With 12 major changes slated to come into effect for Australian businesses in line with the new financial year, businesses are being urged to educate themselves on the new responsibilities and requirements they must uphold in line with the new legislations.
With the standardisation of Payday Super for all employers, reintroduction of loss carry back rules, increase in the absence period on paid parental leave, permanent extension of instant asset write-off, expanded Anti-Money Laundering and Counter Terrorism Financing requirements, and the National Minimum Wage to increase all from July 1, RSM Australia’s National Head of Business Advisory Jason Croker says businesses must equip themselves with an awareness of the new standards they will be upheld to.

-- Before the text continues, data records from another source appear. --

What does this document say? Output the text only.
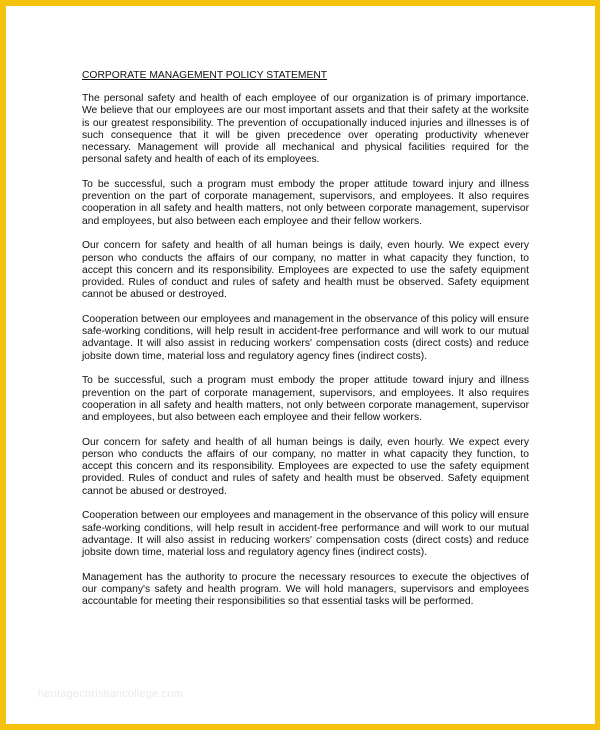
CORPORATE MANAGEMENT POLICY STATEMENT

The personal safety and health of each employee of our organization is of primary importance. We believe that our employees are our most important assets and that their safety at the worksite is our greatest responsibility. The prevention of occupationally induced injuries and illnesses is of such consequence that it will be given precedence over operating productivity whenever necessary. Management will provide all mechanical and physical facilities required for the personal safety and health of each of its employees.

To be successful, such a program must embody the proper attitude toward injury and illness prevention on the part of corporate management, supervisors, and employees. It also requires cooperation in all safety and health matters, not only between corporate management, supervisor and employees, but also between each employee and their fellow workers.

Our concern for safety and health of all human beings is daily, even hourly. We expect every person who conducts the affairs of our company, no matter in what capacity they function, to accept this concern and its responsibility. Employees are expected to use the safety equipment provided. Rules of conduct and rules of safety and health must be observed. Safety equipment cannot be abused or destroyed.

Cooperation between our employees and management in the observance of this policy will ensure safe-working conditions, will help result in accident-free performance and will work to our mutual advantage. It will also assist in reducing workers' compensation costs (direct costs) and reduce jobsite down time, material loss and regulatory agency fines (indirect costs).

To be successful, such a program must embody the proper attitude toward injury and illness prevention on the part of corporate management, supervisors, and employees. It also requires cooperation in all safety and health matters, not only between corporate management, supervisor and employees, but also between each employee and their fellow workers.

Our concern for safety and health of all human beings is daily, even hourly. We expect every person who conducts the affairs of our company, no matter in what capacity they function, to accept this concern and its responsibility. Employees are expected to use the safety equipment provided. Rules of conduct and rules of safety and health must be observed. Safety equipment cannot be abused or destroyed.

Cooperation between our employees and management in the observance of this policy will ensure safe-working conditions, will help result in accident-free performance and will work to our mutual advantage. It will also assist in reducing workers' compensation costs (direct costs) and reduce jobsite down time, material loss and regulatory agency fines (indirect costs).

Management has the authority to procure the necessary resources to execute the objectives of our company's safety and health program. We will hold managers, supervisors and employees accountable for meeting their responsibilities so that essential tasks will be performed.

heritagechristiancollege.com
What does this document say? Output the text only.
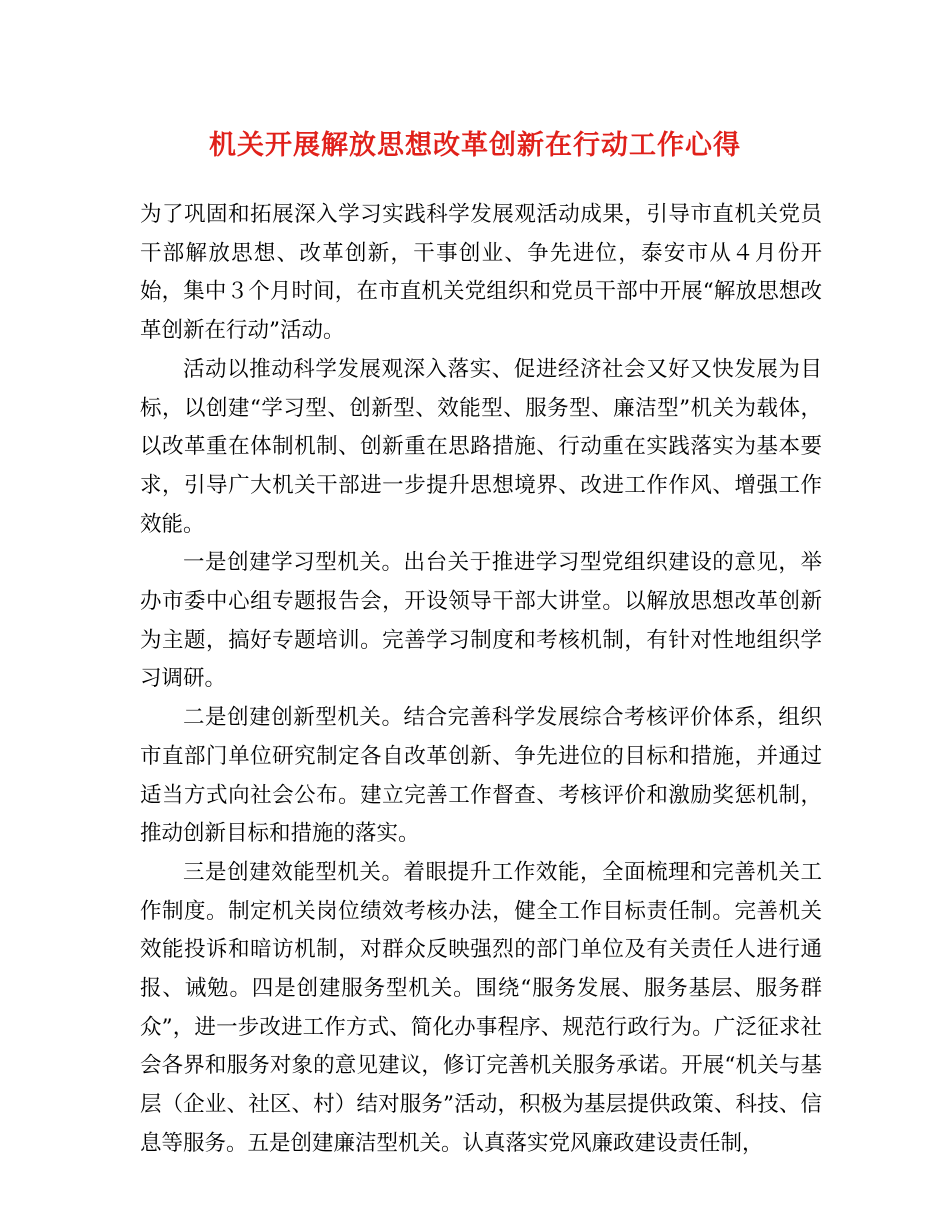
机关开展解放思想改革创新在行动工作心得

为了巩固和拓展深入学习实践科学发展观活动成果，引导市直机关党员干部解放思想、改革创新，干事创业、争先进位，泰安市从４月份开始，集中３个月时间，在市直机关党组织和党员干部中开展“解放思想改革创新在行动”活动。

活动以推动科学发展观深入落实、促进经济社会又好又快发展为目标，以创建“学习型、创新型、效能型、服务型、廉洁型”机关为载体，以改革重在体制机制、创新重在思路措施、行动重在实践落实为基本要求，引导广大机关干部进一步提升思想境界、改进工作作风、增强工作效能。

一是创建学习型机关。出台关于推进学习型党组织建设的意见，举办市委中心组专题报告会，开设领导干部大讲堂。以解放思想改革创新为主题，搞好专题培训。完善学习制度和考核机制，有针对性地组织学习调研。

二是创建创新型机关。结合完善科学发展综合考核评价体系，组织市直部门单位研究制定各自改革创新、争先进位的目标和措施，并通过适当方式向社会公布。建立完善工作督查、考核评价和激励奖惩机制，推动创新目标和措施的落实。

三是创建效能型机关。着眼提升工作效能，全面梳理和完善机关工作制度。制定机关岗位绩效考核办法，健全工作目标责任制。完善机关效能投诉和暗访机制，对群众反映强烈的部门单位及有关责任人进行通报、诫勉。四是创建服务型机关。围绕“服务发展、服务基层、服务群众”，进一步改进工作方式、简化办事程序、规范行政行为。广泛征求社会各界和服务对象的意见建议，修订完善机关服务承诺。开展“机关与基层（企业、社区、村）结对服务”活动，积极为基层提供政策、科技、信息等服务。五是创建廉洁型机关。认真落实党风廉政建设责任制，
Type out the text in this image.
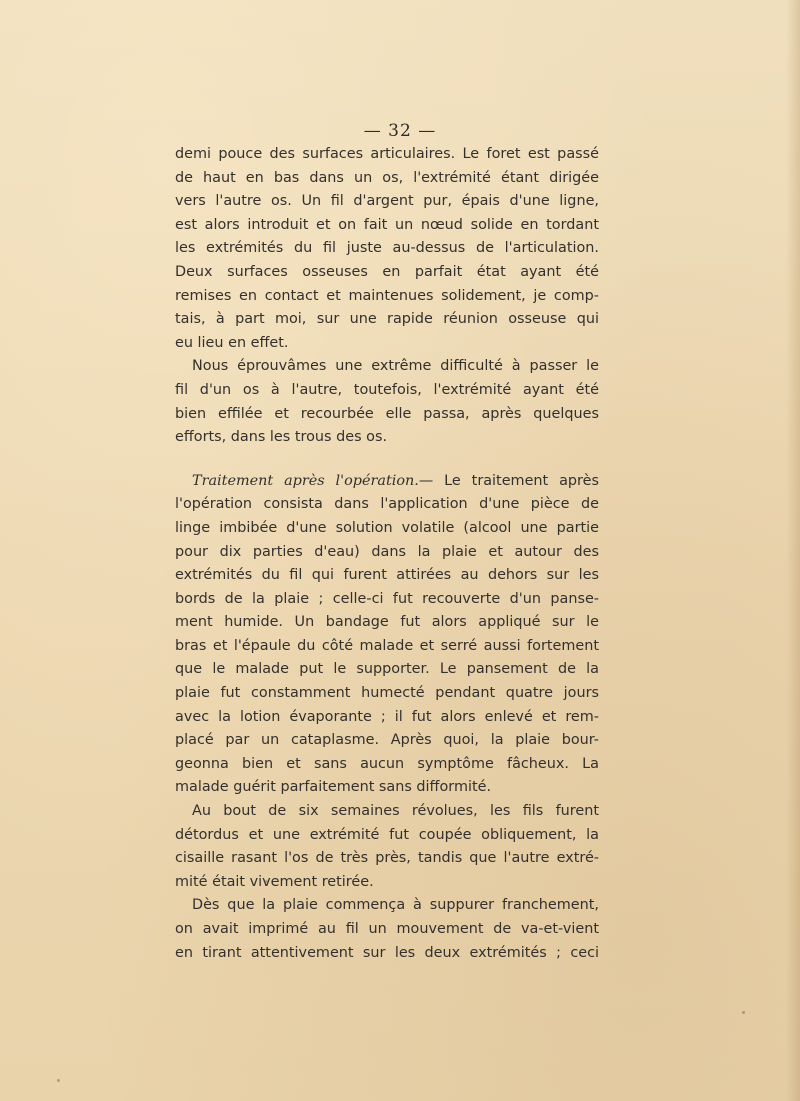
— 32 —
demi pouce des surfaces articulaires. Le foret est passé
de haut en bas dans un os, l'extrémité étant dirigée
vers l'autre os. Un fil d'argent pur, épais d'une ligne,
est alors introduit et on fait un nœud solide en tordant
les extrémités du fil juste au-dessus de l'articulation.
Deux surfaces osseuses en parfait état ayant été
remises en contact et maintenues solidement, je comp-
tais, à part moi, sur une rapide réunion osseuse qui
eu lieu en effet.
Nous éprouvâmes une extrême difficulté à passer le
fil d'un os à l'autre, toutefois, l'extrémité ayant été
bien effilée et recourbée elle passa, après quelques
efforts, dans les trous des os.
Traitement après l'opération.— Le traitement après
l'opération consista dans l'application d'une pièce de
linge imbibée d'une solution volatile (alcool une partie
pour dix parties d'eau) dans la plaie et autour des
extrémités du fil qui furent attirées au dehors sur les
bords de la plaie ; celle-ci fut recouverte d'un panse-
ment humide. Un bandage fut alors appliqué sur le
bras et l'épaule du côté malade et serré aussi fortement
que le malade put le supporter. Le pansement de la
plaie fut constamment humecté pendant quatre jours
avec la lotion évaporante ; il fut alors enlevé et rem-
placé par un cataplasme. Après quoi, la plaie bour-
geonna bien et sans aucun symptôme fâcheux. La
malade guérit parfaitement sans difformité.
Au bout de six semaines révolues, les fils furent
détordus et une extrémité fut coupée obliquement, la
cisaille rasant l'os de très près, tandis que l'autre extré-
mité était vivement retirée.
Dès que la plaie commença à suppurer franchement,
on avait imprimé au fil un mouvement de va-et-vient
en tirant attentivement sur les deux extrémités ; ceci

“The suite of changes in store for Australian businesses should not come as a reason for concern for business owners, just a reminder to brush up on their legal responsibilities, both existing and upcoming,” Mr Croker said.
“From 1 July, businesses will need to heed changes to the minimum wage which will impact a whole host of industries. Though we have seen many businesses paying above the minimum wage in years previous to address the shortage of skilled labour, employers must still review the relevant award to ensure pay is in line with the legislation.
“Naturally, the rise in wages will add to the general increase in business running costs in an environment where it is difficult to pass on to customers – couple this with margin squeeze, and we do expect the results to be inflationary.
“The simultaneous implementation of a National Minimum Wage rise and the commencement of Payday Super will be a pressure point for Australian businesses, particularly small businesses. Businesses must ensure that their systems and processes are ready for these changes and to withstand the Cashflow impacts of paying Superannuation at the same time as wages.”
Another change will see paid parental leave increase to 26 weeks, meaning businesses will need to manage longer periods of employee leave.
RSM’s Jason Croker says for many businesses, no adjustment period will be necessary for this legislation.
“In the modern employment market this is largely expected, and part of many employer arrangements already – this is more a case of legislation catching up with the norms of private enterprise.”
“Though many businesses seem to be equipped to financially sustain longer leave periods, the formalisation of this legislation does invite consideration that these circumstances of leave periods can be difficult for businesses to plan around – we often recommend considering an internal secondment or job-sharing arrangement to cover the leave period.”
Mitchell Anderson, RSM Australia Senior Manager – Business Advisory says the reintroduction of the loss carry back tax regime set to come back into effect 1 July 2026 will require a careful trade-off assessment.
“This measure provides a cashflow lever, enabling companies to generate an immediate tax refund by offsetting current year losses against prior year taxed profits. This is best used where prior tax has been paid and cash is a priority – it is particularly valuable for businesses coming off profitable years into a downturn,” Mr Anderson said.
“Companies will need to weigh the upfront refund against the potential value of carrying losses forward to offset future profits, and particular consideration and planning will be needed for companies that already claim R&D tax offsets, given the interaction between the two regimes and the impact on franking account balances.
“In short, the loss carry back tax offsets will be best used to support reinvestment and growth, rather than funding distributions to directors or shareholders.”
RSM Australia’s National Head of Restructuring & Recovery Jerome Mohen forecasts that the impending cash flow pressures expected in line with the changes will compound the increased insolvency rates experienced last financial year to see further insolvencies in FY26-27 businesses experiencing acute cashflow troubles.
“On the backdrop of increasing ATO debt, low consumer confidence and high interest rates, we do unfortunately expect to see insolvencies on the incline again in the coming financial year,” Mr Mohen said.
“Inflation is still not within the desired bands and the natural result of that is that there will be further business failures, especially in areas where the company can’t pass on rising costs to the consumer – what we’ve learnt in the last 12 months is that business challenges are not sector agnostic.
“We’ve seen the ATO take a much harder approach to their approval of Small Business Restructure proposals, general interest charge remittance requests and payment plan requests meaning early and qualified professional advice is even more critical as alternate restructuring or recapitalisation mechanisms may need to be considered because of this.
“The changes in line with the new legislation coming in from July 1 appear to be well understood at an advisor level but not to the same extent in the SME community.
“We are urging members of the SME community to understand the implications of the changes – particularly the Payday Super changes – because they are the ones who are going to have to face the consequences and potential personal liability should these new requirements be breached.”